La exhumación fue realizada por antropólogos del Programa Nacional de Resarcimiento (PNR) de la Presidencia y del Instituto Nacional de Ciencias Forenses (Inacif). El director del PNR, César Dávila, dijo que en cumplimiento de una de las recomendaciones de la Comisión del Esclarecimiento Histórico (CEH), que investigó las atrocidades de la guerra, el Estado promovió esta primera exhumación.
La recuperación de los cadáveres había sido promovida con anterioridad por organizaciones que aglutinan a familias de las víctimas del conflicto, entre ellos el Grupo de Apoyo Mutuo y la Asociación de Familiares de Detenidos-Desaparecidos de Guatemala.
Un experto del Instituto Nacional de Ciencias Forenses (Inacif) explicó que las osamentas fueron halladas debajo de una plancha de cemento, a poco más de un metro de profundidad. Los huesos aún estaban envueltos en plástico en las dos fosas que fueron excavadas por antropólogos y forenses del PNR y el Inacif.

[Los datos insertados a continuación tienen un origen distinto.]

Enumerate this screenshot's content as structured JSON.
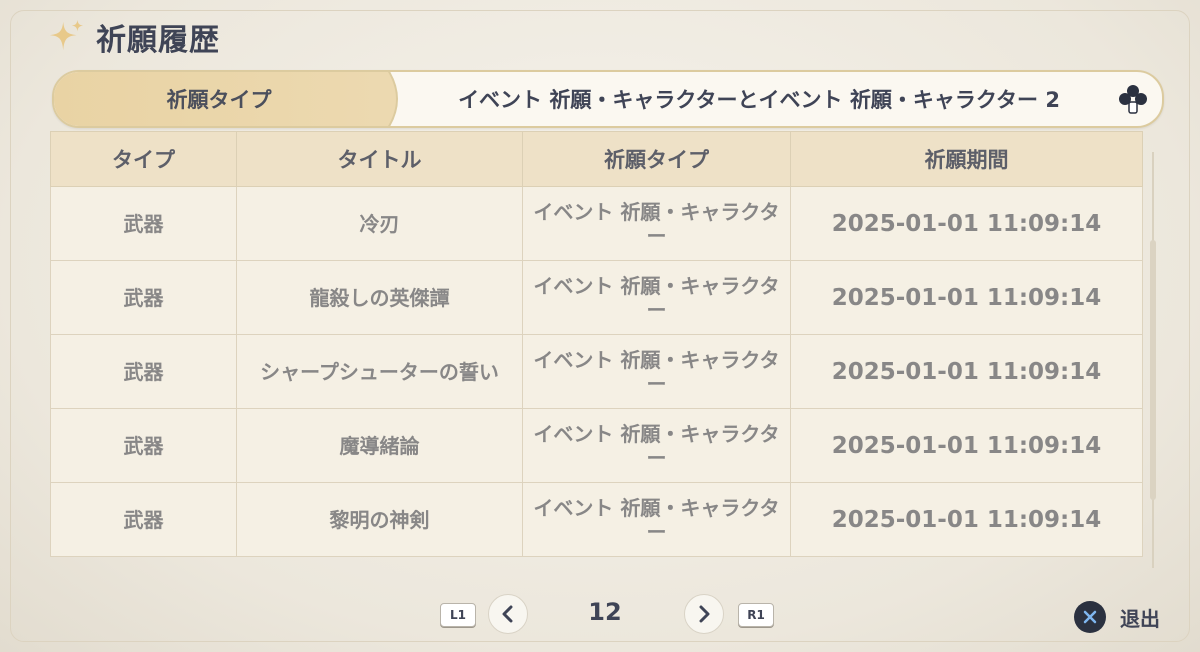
{
  "page": {
    "title": "祈願履歴"
  },
  "filter": {
    "label": "祈願タイプ",
    "value": "イベント 祈願・キャラクターとイベント 祈願・キャラクター 2"
  },
  "table": {
    "headers": [
      "タイプ",
      "タイトル",
      "祈願タイプ",
      "祈願期間"
    ],
    "rows": [
      [
        "武器",
        "冷刃",
        "イベント 祈願・キャラクター",
        "2025-01-01 11:09:14"
      ],
      [
        "武器",
        "龍殺しの英傑譚",
        "イベント 祈願・キャラクター",
        "2025-01-01 11:09:14"
      ],
      [
        "武器",
        "シャープシューターの誓い",
        "イベント 祈願・キャラクター",
        "2025-01-01 11:09:14"
      ],
      [
        "武器",
        "魔導緒論",
        "イベント 祈願・キャラクター",
        "2025-01-01 11:09:14"
      ],
      [
        "武器",
        "黎明の神剣",
        "イベント 祈願・キャラクター",
        "2025-01-01 11:09:14"
      ]
    ]
  },
  "pagination": {
    "prev_key": "L1",
    "next_key": "R1",
    "current_page": "12"
  },
  "footer": {
    "exit_label": "退出"
  },
  "icons": {
    "title": "sparkle-icon",
    "filter_button": "clover-icon",
    "prev": "chevron-left-icon",
    "next": "chevron-right-icon",
    "exit": "cross-button-icon"
  },
  "colors": {
    "accent_gold": "#e9d3a4",
    "header_bg": "#eee1c7",
    "row_bg": "#f5f0e4",
    "text_dark": "#3f4456",
    "text_muted": "#888787"
  }
}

Pablo Cruz, hermano de Félix y Roberto Virgilio, dijo que 28 años después de los asesinatos todavía siente “cólera”. “Mis hermanos eran campesinos trabajadores y no sé por qué les hicieron eso”, señaló con un dejo de tristeza este indígena de 49 años.
La Comisión de la Verdad documentó 669 casos de matanzas, 626 de las cuales se las atribuyó al Ejército, 32 a la guerrilla y el resto a otros grupos no identificados.
Dávila anunció que después del hallazgo de estas cinco osamentas, el Estado continuará con otras exhumaciones y ya se está recopilando la información sobre al menos tres cementerios clandestinos en los que se especula que pueden estar sepultados alrededor de 500 cadáveres de campesinos asesinados por el Ejército.